Understanding System Configuration
Applies To: Windows 7, Windows 8, Windows Server 2008, Windows Server 2008 R2, Windows Server 2012
This topic provides a general overview of the initial system configuration tasks that you perform with Component Services after you install the operating system.
The Component Services snap-in requires the Microsoft Distributed Transaction Coordinator (DTC) service to be running. If the DTC is stopped and you attempt to change any settings by using the Component Services snap-in, the DTC service starts again. If error messages appear when you attempt to use the Component Services snap-in, verify that the DTC is started. If the DTC is not started, start it again in the Services MMC snap-in. To open the Services snap-in, click Start , point to Administrative Tools , and then click Services .
Setting control on the system application
The System Application folder is located in the COM+ Applications folder of the Component Services snap-in. The System Application manages configuration and deployment in Component Services. To guard access to this important application, you must define who can administer the environment. This step is necessary for making any changes to your Component Services configuration, including installing an application or adding a computer.

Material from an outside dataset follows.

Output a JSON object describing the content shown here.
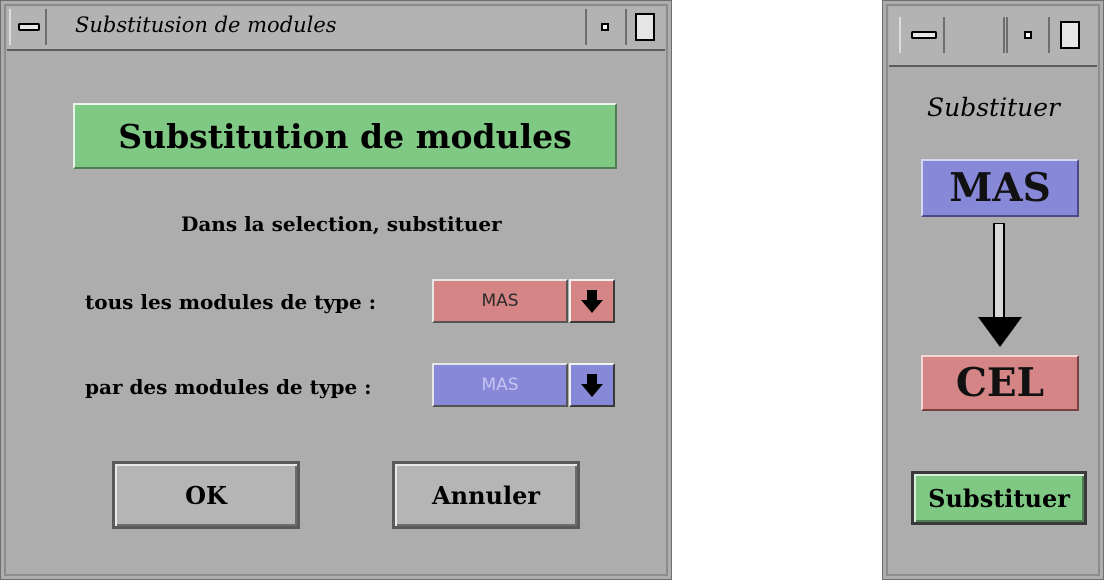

The System Application uses role-based security with roles such as Administrator, Reader, Server Application, Any Application, and QC Trusted User. Members of the Administrator role have Read and Write access to the System Application. They can add, change, or delete any of the settings in the Component Services snap-in. Only members of the Administrator role can install COM+ applications on the system. By default, the local Administrators group is the only member of this role. Only users who belong to the local Administrators group can be added to the Administrator role.
You must assign at least one user or group to the Administrator role; otherwise, no one can administer Component Services.
Members of the Reader role have read-only access to the System Application. They can view settings in the Component Services snap-in, but they cannot change, add, or delete anything. By default, Everyone belongs to this role, meaning that anyone who has access to the computer can view the Component Services settings.
For security reasons you might not want members of the Everyone group to be able to view the Component Services settings. If so, you should delete Everyone from the Reader role and add only those users to whom you want to assign Read access to the Component Services settings. You must restart the computer for the changes to take effect.
Members of the Server Application role are allowed to run COM+ server applications, while members of the Any Application role are allowed to run both COM+ server and COM+ library applications. By default, Everyone belongs to each role.
Members of the QC Trusted User role are trusted to transmit messages for queued components on behalf of other users. By default, this role has no members.
Members of the QC Trusted User role are allowed to specify an arbitrary identity, which means that a malicious member could execute a queued component call with elevated privileges. It is therefore recommended that the number of such users be kept to an absolute minimum.
To set administrative security on the System Application, see Set Administrative Security.
Making computers visible to Component Services
You can manage COM+ applications and their transactions remotely, but first you must make the remote computer visible to Component Services. Add any computer that you want to administer to the console tree of the Component Services snap-in. To add computers to Component Services, see Make Computers Visible to Component Services.
The DCOM wire protocol handles all network communication between Component Object Model (COM) components running on separate computers. You must enable DCOM for each computer with COM components that communicate with other components across the network. Although disabling DCOM has no effect on communication between components on the same computer, all communication is disabled between components on separate computers when DCOM is disabled. To enable component communication across computer boundaries, see Enable or Disable DCOM.